To Kent! on the coldest day of the year as an icy blast off the River Medway cuts through five layers of clothing and my warmest gloves. I’m on the battlements of Rochester Castle looking down on what is probably one of the most historic few hectares of land in the whole of the country.
There was a crossing of some sort here in pre-Roman times, an ancient trackway now known to us as Watling Street, and it was around here that the Battle of the Medway was fought in the first phase of the Claudian invasion of 43CE. This was a titanic two day struggle that saw the invading Roman forces overcome fierce resistance from the Brits; their victory allowed them to push on northwards and after the Battle of the Thames to cross that river and to take the surrender of the Catuvellanauni tribe/kingdom at Camulodunon (modern-day Colchester) and gain control of most of south east England.
The line of Watling Street is now Rochester High Street which has buildings dating back to the Tudors (and at least a dozen pubs in a 200m stretch) and on the street or just off it there are plaques to show the city is thick with history. Elizabeth I stayed here (at Satis House), Charles II spent the night here before his progress into London in 1660 (Restoration House) and his brother James II also stayed as he fled the Glorious Revolution in 1688 and the invasion by William of Orange (Abdication House). Many of the buildings also feature in stories by Rochester resident Charles Dickens who died in the city in 1870 and expressed a wish to be buried there; as the most famous writer in Britain he ended up in Westminster Abbey instead.
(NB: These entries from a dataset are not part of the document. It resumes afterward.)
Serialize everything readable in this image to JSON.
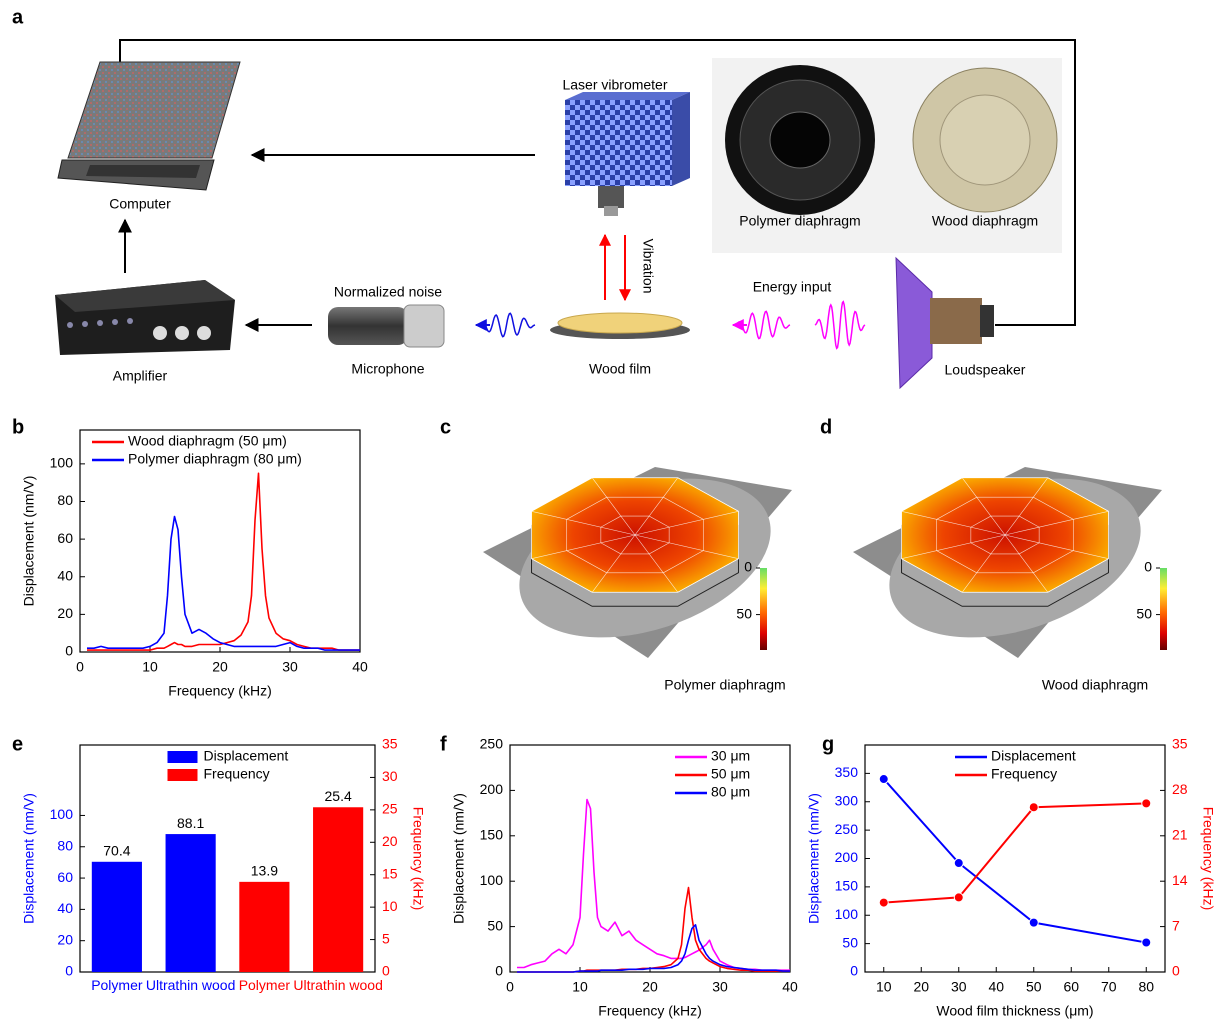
{
  "figure": {
    "panel_a": {
      "label": "a",
      "laser_vibrometer": "Laser vibrometer",
      "computer": "Computer",
      "polymer_diaphragm": "Polymer diaphragm",
      "wood_diaphragm": "Wood diaphragm",
      "vibration": "Vibration",
      "energy_input": "Energy input",
      "normalized_noise": "Normalized noise",
      "microphone": "Microphone",
      "wood_film": "Wood film",
      "amplifier": "Amplifier",
      "loudspeaker": "Loudspeaker"
    }
  },
  "chart_data": [
    {
      "label": "b",
      "type": "line",
      "xlabel": "Frequency (kHz)",
      "ylabel": "Displacement (nm/V)",
      "x": [
        1,
        2,
        3,
        4,
        5,
        6,
        7,
        8,
        9,
        10,
        11,
        12,
        12.5,
        13,
        13.5,
        14,
        14.5,
        15,
        16,
        17,
        18,
        19,
        20,
        21,
        22,
        23,
        24,
        24.5,
        25,
        25.5,
        26,
        26.5,
        27,
        28,
        29,
        30,
        31,
        32,
        33,
        34,
        35,
        36,
        37,
        38,
        39,
        40
      ],
      "series": [
        {
          "name": "Wood diaphragm (50 μm)",
          "color": "#ff0000",
          "values": [
            1,
            1,
            1,
            1,
            1,
            1,
            1,
            1,
            1,
            1,
            2,
            2,
            3,
            4,
            5,
            4,
            4,
            3,
            3,
            4,
            4,
            4,
            4,
            5,
            6,
            9,
            16,
            30,
            70,
            95,
            55,
            30,
            18,
            10,
            7,
            6,
            4,
            3,
            2,
            2,
            2,
            2,
            1,
            1,
            1,
            1
          ]
        },
        {
          "name": "Polymer diaphragm (80 μm)",
          "color": "#0000ff",
          "values": [
            2,
            2,
            3,
            2,
            2,
            2,
            2,
            2,
            2,
            3,
            5,
            10,
            30,
            60,
            72,
            65,
            40,
            20,
            10,
            12,
            10,
            7,
            5,
            4,
            3,
            3,
            3,
            3,
            3,
            3,
            3,
            3,
            3,
            3,
            4,
            5,
            3,
            2,
            2,
            2,
            1,
            1,
            1,
            1,
            1,
            1
          ]
        }
      ],
      "xlim": [
        0,
        40
      ],
      "xticks": [
        0,
        10,
        20,
        30,
        40
      ],
      "ylim": [
        0,
        118
      ],
      "yticks": [
        0,
        20,
        40,
        60,
        80,
        100
      ],
      "legend": "upper left"
    },
    {
      "label": "c",
      "type": "surface",
      "caption": "Polymer diaphragm",
      "clim": [
        0,
        88
      ],
      "cticks": [
        0,
        50
      ]
    },
    {
      "label": "d",
      "type": "surface",
      "caption": "Wood diaphragm",
      "clim": [
        0,
        88
      ],
      "cticks": [
        0,
        50
      ]
    },
    {
      "label": "e",
      "type": "bar",
      "ylabel": "Displacement (nm/V)",
      "y2label": "Frequency (kHz)",
      "categories": [
        "Polymer",
        "Ultrathin wood",
        "Polymer",
        "Ultrathin wood"
      ],
      "series": [
        {
          "name": "Displacement",
          "color": "#0000ff",
          "values": [
            70.4,
            88.1,
            null,
            null
          ]
        },
        {
          "name": "Frequency",
          "color": "#ff0000",
          "axis": "y2",
          "values": [
            null,
            null,
            13.9,
            25.4
          ]
        }
      ],
      "ylim": [
        0,
        145
      ],
      "yticks": [
        0,
        20,
        40,
        60,
        80,
        100
      ],
      "y2lim": [
        0,
        35
      ],
      "y2ticks": [
        0,
        5,
        10,
        15,
        20,
        25,
        30,
        35
      ],
      "legend": "upper center"
    },
    {
      "label": "f",
      "type": "line",
      "xlabel": "Frequency (kHz)",
      "ylabel": "Displacement (nm/V)",
      "x": [
        1,
        2,
        3,
        4,
        5,
        6,
        7,
        8,
        9,
        10,
        10.5,
        11,
        11.5,
        12,
        12.5,
        13,
        14,
        15,
        16,
        17,
        18,
        19,
        20,
        21,
        22,
        23,
        24,
        24.5,
        25,
        25.5,
        26,
        26.5,
        27,
        28,
        28.5,
        29,
        30,
        31,
        32,
        33,
        34,
        35,
        36,
        37,
        38,
        39,
        40
      ],
      "series": [
        {
          "name": "30 μm",
          "color": "#ff00ff",
          "values": [
            5,
            5,
            8,
            10,
            12,
            20,
            25,
            20,
            30,
            60,
            130,
            190,
            180,
            110,
            60,
            50,
            45,
            55,
            40,
            45,
            35,
            30,
            25,
            20,
            18,
            15,
            15,
            15,
            16,
            18,
            20,
            22,
            24,
            30,
            35,
            25,
            12,
            8,
            5,
            4,
            3,
            3,
            2,
            2,
            2,
            2,
            2
          ]
        },
        {
          "name": "50 μm",
          "color": "#ff0000",
          "values": [
            0,
            0,
            0,
            0,
            0,
            0,
            0,
            0,
            0,
            1,
            1,
            2,
            2,
            2,
            2,
            2,
            2,
            2,
            3,
            3,
            3,
            4,
            4,
            5,
            6,
            8,
            15,
            30,
            70,
            93,
            60,
            35,
            25,
            15,
            12,
            10,
            6,
            4,
            3,
            2,
            2,
            1,
            1,
            1,
            1,
            1,
            1
          ]
        },
        {
          "name": "80 μm",
          "color": "#0000ff",
          "values": [
            0,
            0,
            0,
            0,
            0,
            0,
            0,
            0,
            0,
            1,
            1,
            1,
            1,
            1,
            1,
            2,
            2,
            2,
            2,
            3,
            3,
            3,
            4,
            4,
            4,
            5,
            8,
            12,
            20,
            35,
            48,
            52,
            35,
            20,
            15,
            12,
            8,
            6,
            5,
            4,
            3,
            2,
            2,
            2,
            2,
            1,
            1
          ]
        }
      ],
      "xlim": [
        0,
        40
      ],
      "xticks": [
        0,
        10,
        20,
        30,
        40
      ],
      "ylim": [
        0,
        250
      ],
      "yticks": [
        0,
        50,
        100,
        150,
        200,
        250
      ],
      "legend": "upper right"
    },
    {
      "label": "g",
      "type": "line",
      "markers": true,
      "xlabel": "Wood film thickness (μm)",
      "ylabel": "Displacement (nm/V)",
      "y2label": "Frequency (kHz)",
      "x": [
        10,
        30,
        50,
        80
      ],
      "series": [
        {
          "name": "Displacement",
          "color": "#0000ff",
          "values": [
            340,
            192,
            87,
            52
          ]
        },
        {
          "name": "Frequency",
          "color": "#ff0000",
          "axis": "y2",
          "values": [
            10.7,
            11.5,
            25.4,
            26
          ]
        }
      ],
      "xlim": [
        5,
        85
      ],
      "xticks": [
        10,
        20,
        30,
        40,
        50,
        60,
        70,
        80
      ],
      "ylim": [
        0,
        400
      ],
      "yticks": [
        0,
        50,
        100,
        150,
        200,
        250,
        300,
        350
      ],
      "y2lim": [
        0,
        35
      ],
      "y2ticks": [
        0,
        7,
        14,
        21,
        28,
        35
      ],
      "legend": "upper center"
    }
  ]
}
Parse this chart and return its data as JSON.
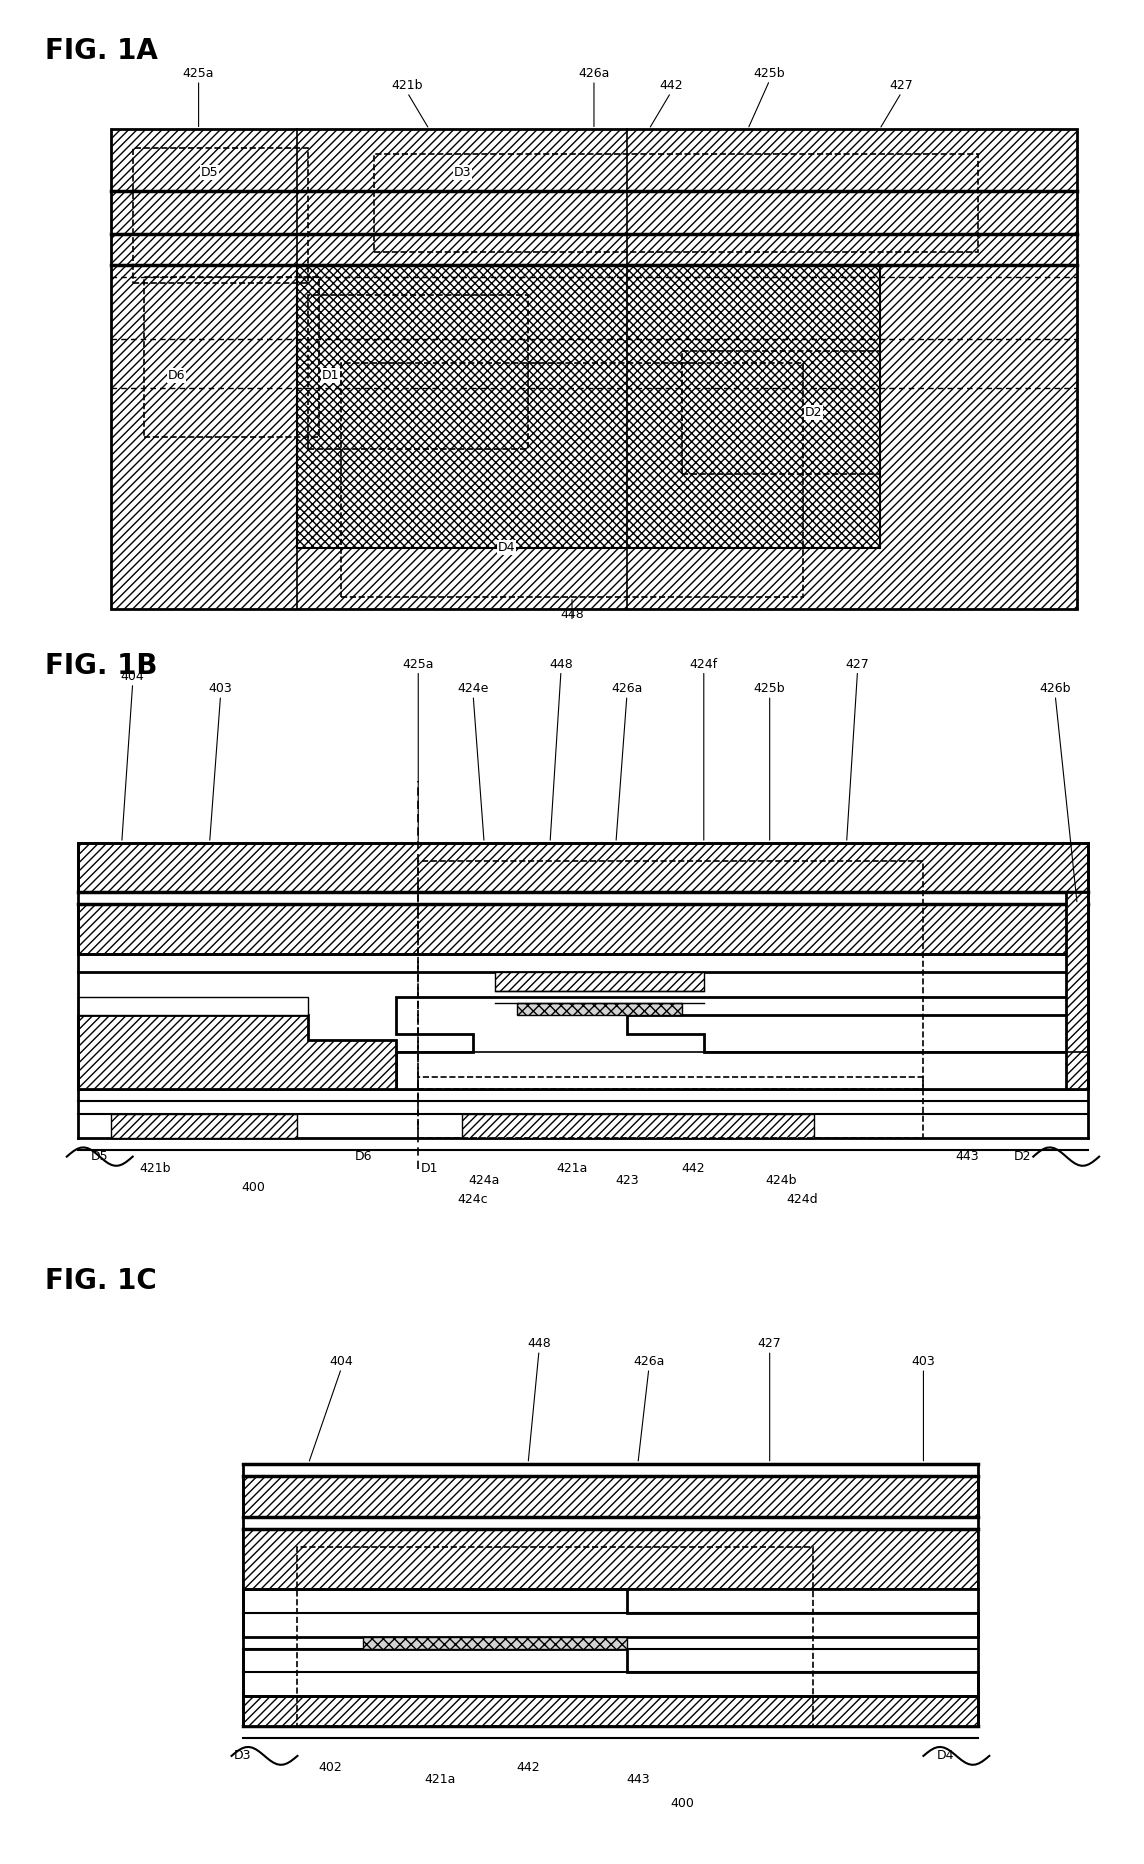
{
  "fig_title_1a": "FIG. 1A",
  "fig_title_1b": "FIG. 1B",
  "fig_title_1c": "FIG. 1C",
  "background": "#ffffff",
  "fig_size": [
    11.44,
    18.64
  ],
  "dpi": 100
}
But it is to the castle and the cathedral we shall go, two wonderful Norman buildings that are a stone’s-throw apart.
William the Conqueror built the first castle, constructing it – as with the Tower of London – just within the surviving Roman walls that encompassed the city. This would have been a simple motte and bailey with earthworks and wooden structures and palisades, a fortification to ensure the bridge across the Medway on the road to London could be defended.
After the Conqueror’s death in 1087 and a rebellion against his successor (William II, known as William Rufus) a stone castle was constructed by Gundulf, Bishop of Rochester who had built the White Tower in London during the previous decade. The magnificent keep (some 35m tall) was built in the following century during the reign of Henry I, and it is this that provides the biggest thrills of the visit.
That’s because there has been no wholesale restoration of the shell such as you see at the Tower of London or Dover Castle. You’re not walking around recreations of medieval rooms but essentially clambering up some staircases in the skeleton of the building, gazing down into the empty spaces beneath.





It is absolutely great, and gives a much more tangible sense of the size of the place as wells as revealing elements of construction and use of the castle keep, from the interior ‘spine wall’ that bisected the keep, to the square holes in the walls that once held the floor and roof beams.
And as you go up the (dimly lit, uneven) spiral staircase through the (unglazed) windows you look out onto Rochester’s second great Norman building, its splendid Romanesque cathedral.
The church is, in fact, second only to Canterbury as the oldest cathedral in the country, having been founded in 604 during the rechristianising missions to England initiated by Pope Gregory I.
The current building was begun in 1080 by our old friend Bishop Gundulf, consecrated in 1130 and then had to be substantially rebuilt after a fire in 1137. In the late 12th century the Romanesque gave way to Early English Gothic (some pointed arches can be seen in the Nave), and Henry VIII’s Reformation swept away the monastic community based at the cathedral as well as Catholic symbols and images considered idolatrous by the evangelicals of the time. (John Fisher, the then Bishop of Rochester, refused to accept Henry as head of the church and was executed on Tower Hill in 1535. He was canonised by Pope Pius XI 400 years later. Henry VIII is said to have met his fourth wife, Anne of Cleves at Rochester in 1540.)
Like just about every English cathedral you go into, the Victorians set to work on Rochester to restore and ‘improve’ it, with the nearly ubiquitous George Gilbert Scott adding his faux-medieval touches to the High Altar, the Quire and much of the East End. Older traces remain though, including half of the ‘Wheel of Fortune’ 13th century wall painting, 12th century flooring, a doorway from 1343 (named after Bishop Hamo do Hyth who commissioned it) and ‘Gundulf’s Door’ from the 1080s (perhaps the second-oldest extant door in England). The tympanum above the West Door is also well worth a look.






It was far too cold to do the Dickens tour, so after a brief look into the Huguenot Museum we got the train back to the smoke. Dickens’ fans will find references to his works throughout the city (and vice versa, his ‘Mystery of Edwin Drood’ is set in and around the cathedral close) and each December a Dickensian Festival has a collection of characters performing in the streets.
Rochester is around an hour away from central London by train. As with many historic destinations in Britain there is a thoroughly utilitarian railway station that gives out onto a dispiriting dual carriageway and boarded up lots, but try to ignore these and make a beeline for the castle’s keep as it rises up in front of you. And don’t forget the dozen pubs in the High Street.